BACKGROUND: Our skin is a very important and complex organ of the body. The microorganisms of the skin, the so-called microbiome, represent an important part of the healthy skin barrier and are influenced by various external and internal factors. AIM: The question to what extent the skin microbiome represents a diagnostic or even therapeutic target in the context of skin diseases is discussed. MATERIALS AND METHODS: A literature search was performed. RESULTS: Several diseases are associated with negative alterations of the skin microbiome. In atopic dermatitis, a correlation between severity and increased availability of Staphylococcus aureus is known, with a loss of bacterial diversity on the skin. In the future, S. aureus will not only be used as a diagnostic marker in atopic dermatitis, but also represents a promising target as a predictive marker for therapeutic success. The role of the skin microbiome in psoriasis has not yet been researched in depth. However, there is evidence that dysbiosis of the skin microbiome contributes to the course of psoriasis and that there is a disturbance in immune tolerance in patients. In the case of acne, the involvement of Cutibacterium acnes in the clinical picture is well known; however, recent findings show that it is not sufficient to identify the species, but certain characteristics of C. acnes strains are associated. CONCLUSION: Microbial biomarkers are currently only established in atopic dermatitis. For other diseases, this might be the case in the future; however combinations of microorganisms, single species and also strains with specific characteristics must be considered.

Skin pH-dependent Staphylococcus aureus abundance as predictor for increasing atopic dermatitis severity.

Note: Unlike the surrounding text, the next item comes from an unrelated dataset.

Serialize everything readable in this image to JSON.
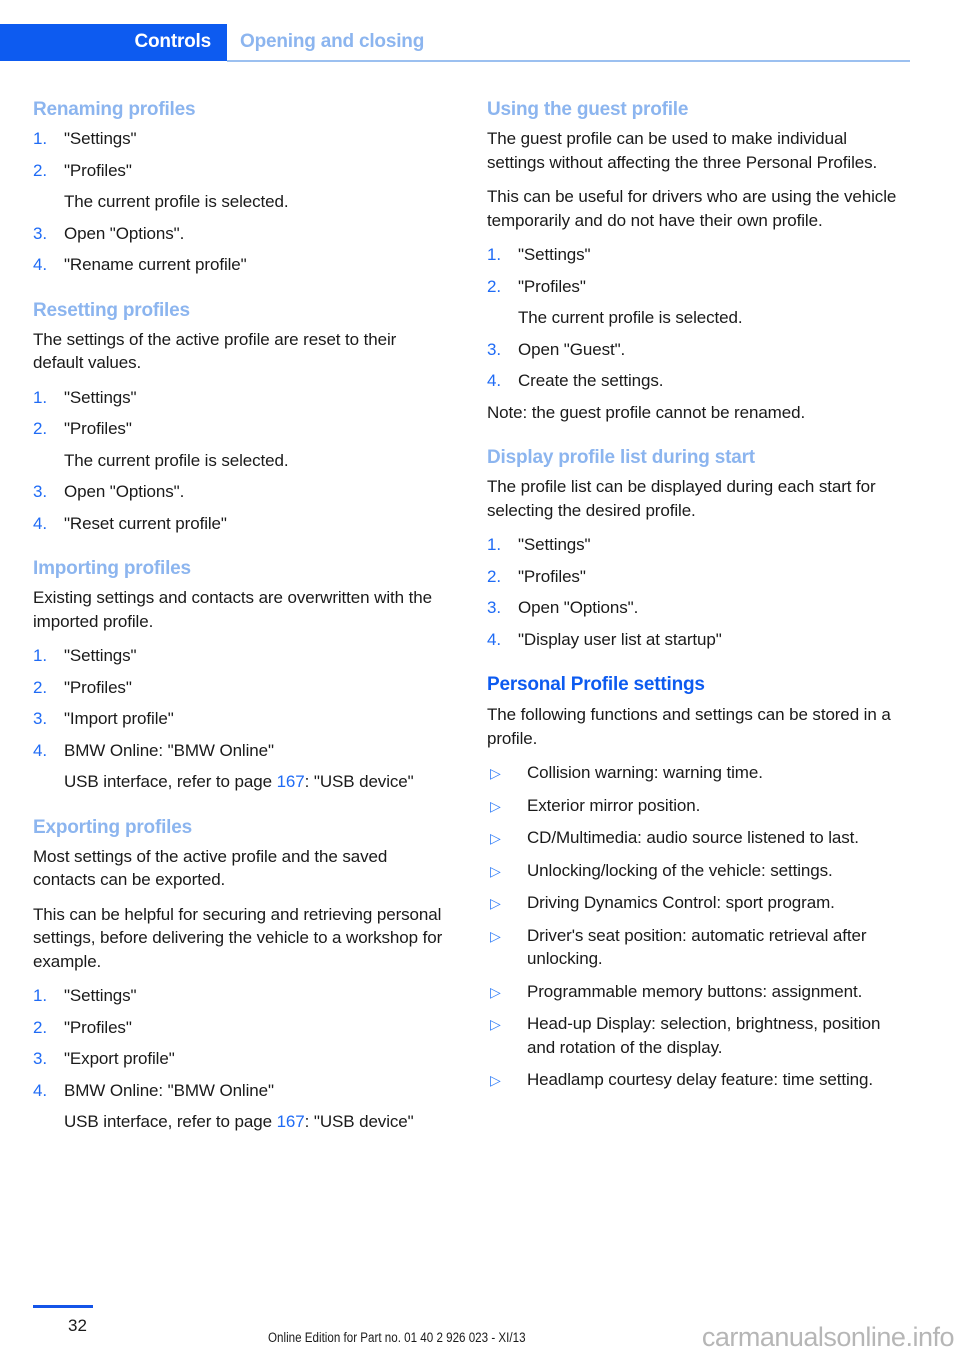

BACKGROUND: Atopic eczema (atopic dermatitis, AD) is characterized by disrupted skin barrier associated with elevated skin pH and skin microbiome dysbiosis, due to high Staphylococcus aureus loads, especially during flares. Since S aureus shows optimal growth at neutral pH, we investigated the longitudinal interplay between these factors and AD severity in a pilot study. METHOD: Emollient (with either basic pH 8.5 or pH 5.5) was applied double-blinded twice daily to 6 AD patients and 6 healthy (HE) controls for 8 weeks. Weekly, skin swabs for microbiome analysis (deep sequencing) were taken, AD severity was assessed, and skin physiology (pH, hydration, transepidermal water loss) was measured. RESULTS: Physiological, microbiome, and clinical results were not robustly related to the pH of applied emollient. In contrast to longitudinally stable microbiome in HE, S aureus frequency significantly increased in AD over 8 weeks. High S aureus abundance was associated with skin pH 5.7-6.2. High baseline S aureus frequency predicted both increase in S aureus and in AD severity (EASI and local SCORAD) after 8 weeks. CONCLUSION: Skin pH is tightly regulated by intrinsic factors and limits the abundance of S aureus. High baseline S aureus abundance in turn predicts an increase in AD severity over the study period. This underlines the importance and potential of sustained intervention regarding the skin pH and urges for larger studies linking skin pH and skin S aureus abundance to understand driving factors of disease progression.